NA – Sim. O trabalho da primeira infância que iniciamos com a equipe das secretarias de saúde e da assistência social. Na verdade ninguém está inventando a roda. Harvard tem um núcleo de estudos de ciências pela primeira infância. Lá se coloca a capacidade despertada nas crianças quando recebem um abraço, um carinho, um olhar dos pais ou do adulto de referência.
ac24horas – A senhora considera que nesse cargo de vice-governadora está tendo espaço para exercer o seu conhecimento?
NA – Acredito que sim. Tenho muito apreço pela liderança humanística do Tião que garantiu esse espaço para uma pessoa com o meu perfil. De fato me deu a oportunidade de liderar uma equipe junto com ele e colocar essas matrizes de trabalho em ação. E estar a frente de posturas de pessoas em situação de rua e droga-adição. Temos um grupo chamado “Todos pela Prevenção” em que trabalham pessoas da universidade junto com o reitor da UFAC, Minoru Kimpara. Instalamos um fórum permanente de combate à droga-adição. São realizados estudos chamados de “Mãos Dadas com as Comunidades”. Fazemos um outro trabalho de assistência psico-social dentro dos bairros com os CAPs. É uma rede faz as coisas acontecerem com uma dinâmica diferenciada, num tempo de muita crise econômica. Isso é possível graças ao aproveitamento dos recursos disponíveis.
ac24horas – Com todo o desgaste do PT, a nível nacional, a senhora acredita que o partido possa vencer novamente a eleição ao Governo no Acre? Os 20 anos de governos da FPA não seriam um impeditivo?

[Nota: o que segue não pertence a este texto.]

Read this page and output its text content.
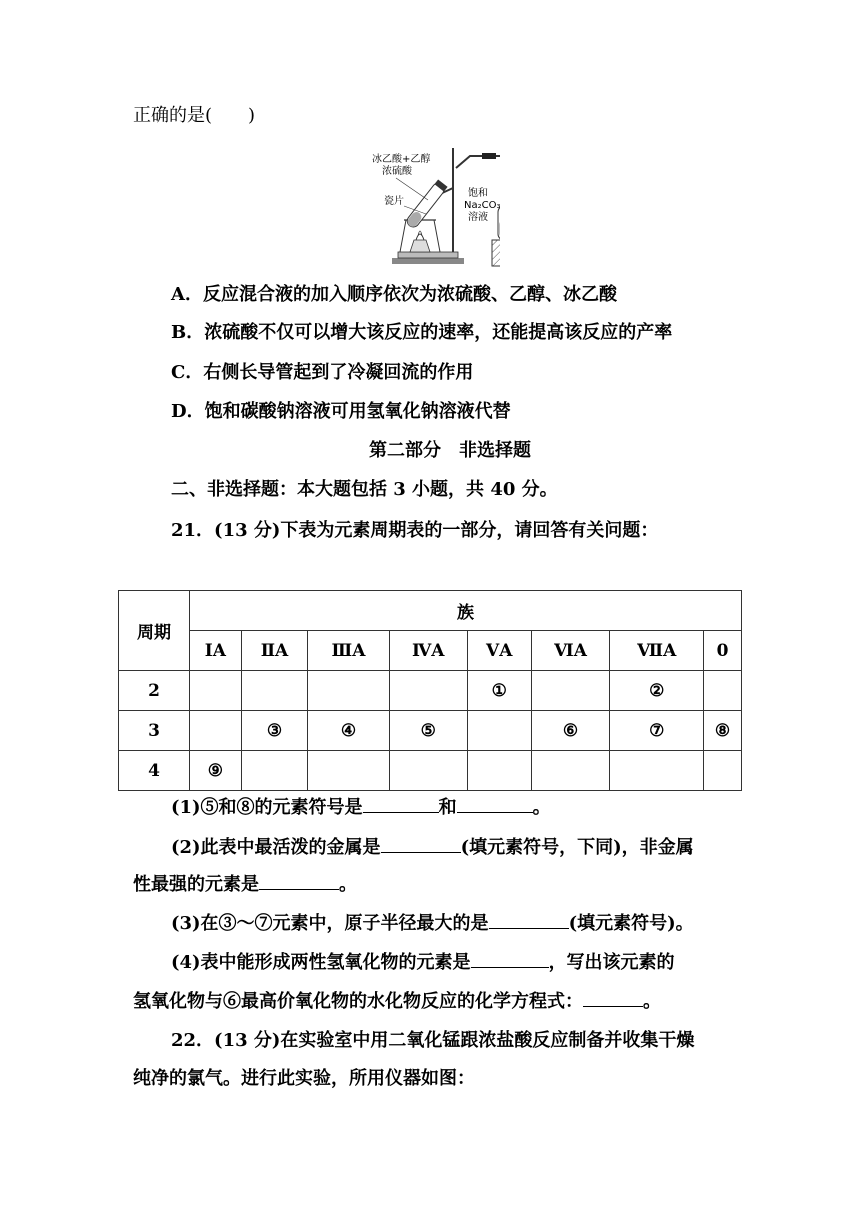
正确的是(　　)
冰乙酸+乙醇
浓硫酸
瓷片
饱和
Na₂CO₃
溶液
A．反应混合液的加入顺序依次为浓硫酸、乙醇、冰乙酸
B．浓硫酸不仅可以增大该反应的速率，还能提高该反应的产率
C．右侧长导管起到了冷凝回流的作用
D．饱和碳酸钠溶液可用氢氧化钠溶液代替
第二部分　非选择题
二、非选择题：本大题包括 3 小题，共 40 分。
21．(13 分)下表为元素周期表的一部分，请回答有关问题：
周期	族							
	ⅠA	ⅡA	ⅢA	ⅣA	ⅤA	ⅥA	ⅦA	0
2					①		②	
3		③	④	⑤		⑥	⑦	⑧
4	⑨							
(1)⑤和⑧的元素符号是	和	。
(2)此表中最活泼的金属是	(填元素符号，下同)，非金属
性最强的元素是	。
(3)在③～⑦元素中，原子半径最大的是	(填元素符号)。
(4)表中能形成两性氢氧化物的元素是	，写出该元素的
氢氧化物与⑥最高价氧化物的水化物反应的化学方程式：	。
22．(13 分)在实验室中用二氧化锰跟浓盐酸反应制备并收集干燥
纯净的氯气。进行此实验，所用仪器如图：
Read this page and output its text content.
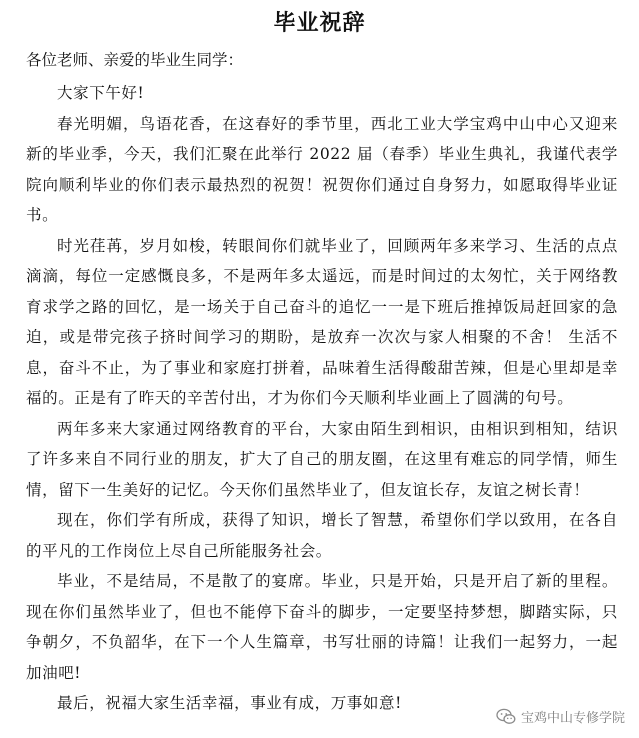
毕业祝辞
各位老师、亲爱的毕业生同学：

大家下午好!

春光明媚，鸟语花香，在这春好的季节里，西北工业大学宝鸡中山中心又迎来新的毕业季，今天，我们汇聚在此举行 2022 届（春季）毕业生典礼，我谨代表学院向顺利毕业的你们表示最热烈的祝贺！祝贺你们通过自身努力，如愿取得毕业证书。

时光荏苒，岁月如梭，转眼间你们就毕业了，回顾两年多来学习、生活的点点滴滴，每位一定感慨良多，不是两年多太遥远，而是时间过的太匆忙，关于网络教育求学之路的回忆，是一场关于自己奋斗的追忆一一是下班后推掉饭局赶回家的急迫，或是带完孩子挤时间学习的期盼，是放弃一次次与家人相聚的不舍！ 生活不息，奋斗不止，为了事业和家庭打拼着，品味着生活得酸甜苦辣，但是心里却是幸福的。正是有了昨天的辛苦付出，才为你们今天顺利毕业画上了圆满的句号。

两年多来大家通过网络教育的平台，大家由陌生到相识，由相识到相知，结识了许多来自不同行业的朋友，扩大了自己的朋友圈，在这里有难忘的同学情，师生情，留下一生美好的记忆。今天你们虽然毕业了，但友谊长存，友谊之树长青！

现在，你们学有所成，获得了知识，增长了智慧，希望你们学以致用，在各自的平凡的工作岗位上尽自己所能服务社会。

毕业，不是结局，不是散了的宴席。毕业，只是开始，只是开启了新的里程。现在你们虽然毕业了，但也不能停下奋斗的脚步，一定要坚持梦想，脚踏实际，只争朝夕，不负韶华，在下一个人生篇章，书写壮丽的诗篇！让我们一起努力，一起加油吧!

最后，祝福大家生活幸福，事业有成，万事如意!

宝鸡中山专修学院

NA – Aquilo que não te mata te faz mais forte. Há três anos o PT vem sofrendo um massacre na mídia. E o partido se mantém com níveis de filiação excelentes. Quando olhamos as pesquisas, as lideranças do PT estão sendo reconhecidas aqui no Acre. O PT e a FPA têm um trabalho de construção de uma identidade para o nosso Estado que dignifica as pessoas. Temos saldos positivos em relação ao atendimento das pessoas. A eleição, em 2016, na Capital, onde vive metade da nossa população, reconheceu o trabalho que foi feito pelo PT ao longo do tempo. Na região Norte temos os prefeitos do PT reconhecidos pela Unicef como amigos das crianças. Em 2018, os nomes postos pela FPA para o Governo e o Senado estão muito bem colocados.

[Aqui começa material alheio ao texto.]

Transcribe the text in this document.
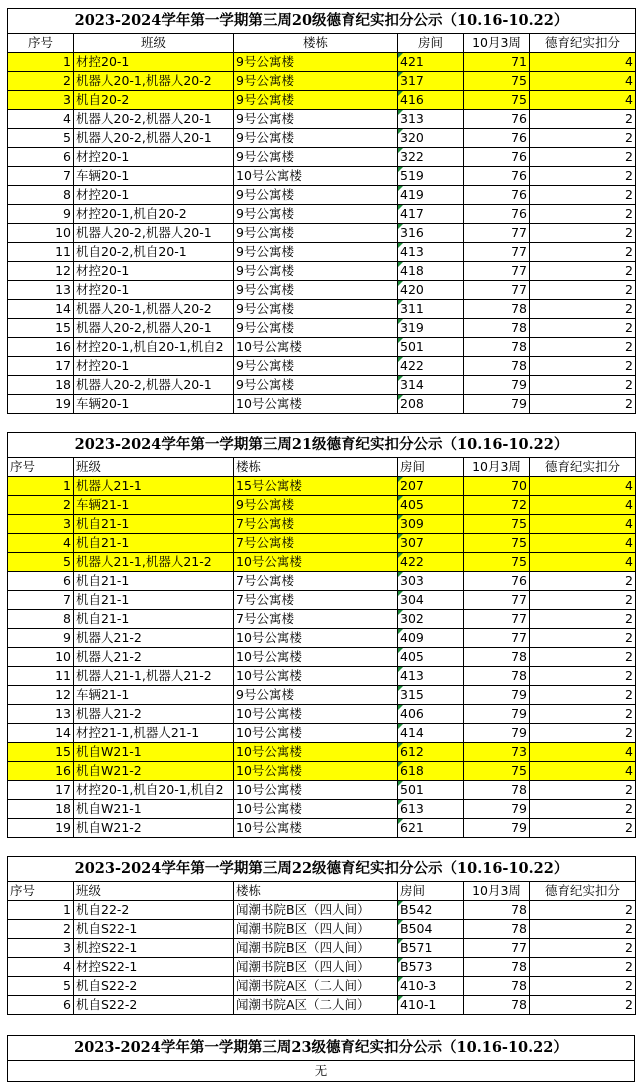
2023-2024学年第一学期第三周20级德育纪实扣分公示（10.16-10.22）					
序号	班级	楼栋	房间	10月3周	德育纪实扣分
1	材控20-1	9号公寓楼	421	71	4
2	机器人20-1,机器人20-2	9号公寓楼	317	75	4
3	机自20-2	9号公寓楼	416	75	4
4	机器人20-2,机器人20-1	9号公寓楼	313	76	2
5	机器人20-2,机器人20-1	9号公寓楼	320	76	2
6	材控20-1	9号公寓楼	322	76	2
7	车辆20-1	10号公寓楼	519	76	2
8	材控20-1	9号公寓楼	419	76	2
9	材控20-1,机自20-2	9号公寓楼	417	76	2
10	机器人20-2,机器人20-1	9号公寓楼	316	77	2
11	机自20-2,机自20-1	9号公寓楼	413	77	2
12	材控20-1	9号公寓楼	418	77	2
13	材控20-1	9号公寓楼	420	77	2
14	机器人20-1,机器人20-2	9号公寓楼	311	78	2
15	机器人20-2,机器人20-1	9号公寓楼	319	78	2
16	材控20-1,机自20-1,机自2	10号公寓楼	501	78	2
17	材控20-1	9号公寓楼	422	78	2
18	机器人20-2,机器人20-1	9号公寓楼	314	79	2
19	车辆20-1	10号公寓楼	208	79	2
2023-2024学年第一学期第三周21级德育纪实扣分公示（10.16-10.22）					
序号	班级	楼栋	房间	10月3周	德育纪实扣分
1	机器人21-1	15号公寓楼	207	70	4
2	车辆21-1	9号公寓楼	405	72	4
3	机自21-1	7号公寓楼	309	75	4
4	机自21-1	7号公寓楼	307	75	4
5	机器人21-1,机器人21-2	10号公寓楼	422	75	4
6	机自21-1	7号公寓楼	303	76	2
7	机自21-1	7号公寓楼	304	77	2
8	机自21-1	7号公寓楼	302	77	2
9	机器人21-2	10号公寓楼	409	77	2
10	机器人21-2	10号公寓楼	405	78	2
11	机器人21-1,机器人21-2	10号公寓楼	413	78	2
12	车辆21-1	9号公寓楼	315	79	2
13	机器人21-2	10号公寓楼	406	79	2
14	材控21-1,机器人21-1	10号公寓楼	414	79	2
15	机自W21-1	10号公寓楼	612	73	4
16	机自W21-2	10号公寓楼	618	75	4
17	材控20-1,机自20-1,机自2	10号公寓楼	501	78	2
18	机自W21-1	10号公寓楼	613	79	2
19	机自W21-2	10号公寓楼	621	79	2
2023-2024学年第一学期第三周22级德育纪实扣分公示（10.16-10.22）					
序号	班级	楼栋	房间	10月3周	德育纪实扣分
1	机自22-2	闻潮书院B区（四人间）	B542	78	2
2	机自S22-1	闻潮书院B区（四人间）	B504	78	2
3	机控S22-1	闻潮书院B区（四人间）	B571	77	2
4	材控S22-1	闻潮书院B区（四人间）	B573	78	2
5	机自S22-2	闻潮书院A区（二人间）	410-3	78	2
6	机自S22-2	闻潮书院A区（二人间）	410-1	78	2
2023-2024学年第一学期第三周23级德育纪实扣分公示（10.16-10.22）
无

ac24horas – Para gente concluir. O colunista Luiz Carlos Moreira Jorge costuma se referir a senhora como a bela e recatada do lar. Como a senhora entende essa expressão?
NA – Outro dia encontrei com o Luiz Carlos e disse: “ainda bem que você não diz que eu sou feia (risos)”. Esse é o espírito de cronista do Luiz. Eu sou como eu sou. Não adianta querer ser de outra forma. Sou uma pessoa serena que tive um passado bastante difícil. Venci algumas agruras geradas pela insegurança que a minha família enfrentou em relação a Ditadura Militar. Tenho uma percepção da política, sou muito firme com os meus interesses, mas sou muito suave com as pessoas. É assim que sou a bela e recatada, mas que não deixa de dizer o que quer dizer. Não acredito no grito, mas na construção de ideias. Reconheço aquilo que está no exercício do poder que é manter a ordem, as coisas funcionando, com uma postura firme na condução. A liderança deve ser construída. Por isso, acredito no processo de ouvir as pessoas, de pensar junto com elas a tomada decisão. Mas nunca deixarei de decidir.